Chronique
du week-end Par Mohammed
Bakrim
Polémique :
le mauvais procès fait à Saïd Naciri
C’est un mauvais procès que l’on
fait à Saïd Naciri, le comédien marocain, star du One man show et cinéaste.
Après l’affaire de la comédienne parlant à son égard de harcèlement sexuel,
voilà qu’on l’accuse de plagiat. Sur les deux tableaux, il s’agit d’affaires
montées et amplifiées par les médias, notamment électronique. Ce sont deux
sujets, aussi bien pour le cas de la jeune comédienne que pour le plagiat,
éminemment sérieux et qui ne se règlent absolument pas sur la place publique.

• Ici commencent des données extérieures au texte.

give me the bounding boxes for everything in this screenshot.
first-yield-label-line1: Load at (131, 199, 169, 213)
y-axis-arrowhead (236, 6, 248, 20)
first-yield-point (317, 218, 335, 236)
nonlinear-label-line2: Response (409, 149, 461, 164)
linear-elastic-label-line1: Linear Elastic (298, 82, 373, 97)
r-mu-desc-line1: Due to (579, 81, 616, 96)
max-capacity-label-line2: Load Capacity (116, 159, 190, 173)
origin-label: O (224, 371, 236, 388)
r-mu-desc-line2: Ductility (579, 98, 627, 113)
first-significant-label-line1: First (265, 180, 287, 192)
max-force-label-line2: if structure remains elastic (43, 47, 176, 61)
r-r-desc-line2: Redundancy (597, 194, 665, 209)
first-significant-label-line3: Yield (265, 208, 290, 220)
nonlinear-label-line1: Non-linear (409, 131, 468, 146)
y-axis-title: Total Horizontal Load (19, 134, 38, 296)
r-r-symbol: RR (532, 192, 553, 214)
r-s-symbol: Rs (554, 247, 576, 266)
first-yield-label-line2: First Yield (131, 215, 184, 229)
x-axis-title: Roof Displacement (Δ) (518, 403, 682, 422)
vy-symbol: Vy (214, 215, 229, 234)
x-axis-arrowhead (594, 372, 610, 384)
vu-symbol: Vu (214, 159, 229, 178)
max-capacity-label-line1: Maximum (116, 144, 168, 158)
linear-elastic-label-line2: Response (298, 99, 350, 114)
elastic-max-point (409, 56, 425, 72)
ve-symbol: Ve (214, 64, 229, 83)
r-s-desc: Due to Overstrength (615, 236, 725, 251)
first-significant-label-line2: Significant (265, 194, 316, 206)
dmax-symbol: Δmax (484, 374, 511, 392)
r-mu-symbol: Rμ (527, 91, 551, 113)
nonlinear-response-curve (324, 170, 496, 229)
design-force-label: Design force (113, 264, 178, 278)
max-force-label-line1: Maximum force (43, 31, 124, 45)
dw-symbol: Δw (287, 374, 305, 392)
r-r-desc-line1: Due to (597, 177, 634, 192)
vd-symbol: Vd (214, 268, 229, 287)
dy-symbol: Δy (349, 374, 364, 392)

Saïd Naciri est un artiste
éminemment populaire. On peut aimer ce qu’il fait ou ne pas aimer. Avec le
début des années 2000, il est passé à la production et à la réalisation
cinématographique. Sa filmographie compte des films qui ont caracolé en tête
des entrées. Dans le film de Nour Eddine Lakhmari et Nadia Larguet, Black
screen, il se présente comme « le sultan du box office ». Il n’a pas
tort. Des films comme Les Bandits, Le Clandestin, ou Sarah sont de véritables
comédies populaires qui ont drainé des foules dans le peu de salles qui restent
en activité.
L’histoire du plagiat fait
sourire. Quand un cinéaste dit « auteur » copie un autre cinéaste on
dit qu’il « cite » ou fait des clins d’œil à Godard, Hitchcock
ou…Martin Scorsese…quand il s’agit d’un cinéaste qui fait et ne le cache pas
dans le divertissement populaire, on crie au plagiat…Les Egyptiens qui en sont
à plus de 3000 longs métrages (le Maroc 300) ont toute une filmographie faite
de remake de Hollywood.
La pseudo affaire Naciri est en
somme un indicateur de plus sur le climat malsain qui règne au sein d’une
profession qui manque de référentiel et de boussole.
A voir :
Imitation game
C’est le film tout indiqué pour
donner une dimension cinéphile à un week-end
hivernal. Imitation game, film américano-britannique de Marten Tyldum
réunit en effet tous les ingrédients – histoire, casting, mise en scène- d’un
grand film de facture classique ; même si au niveau de structure narrative
il s’agit d’un récit d’une temporalité à trois niveaux sans linéarité
chronologique. L’histoire peut s’apparenter en effet à un genre remis à la mode
par Hollywood ces dernières années, celui du film biopic, biographical picture.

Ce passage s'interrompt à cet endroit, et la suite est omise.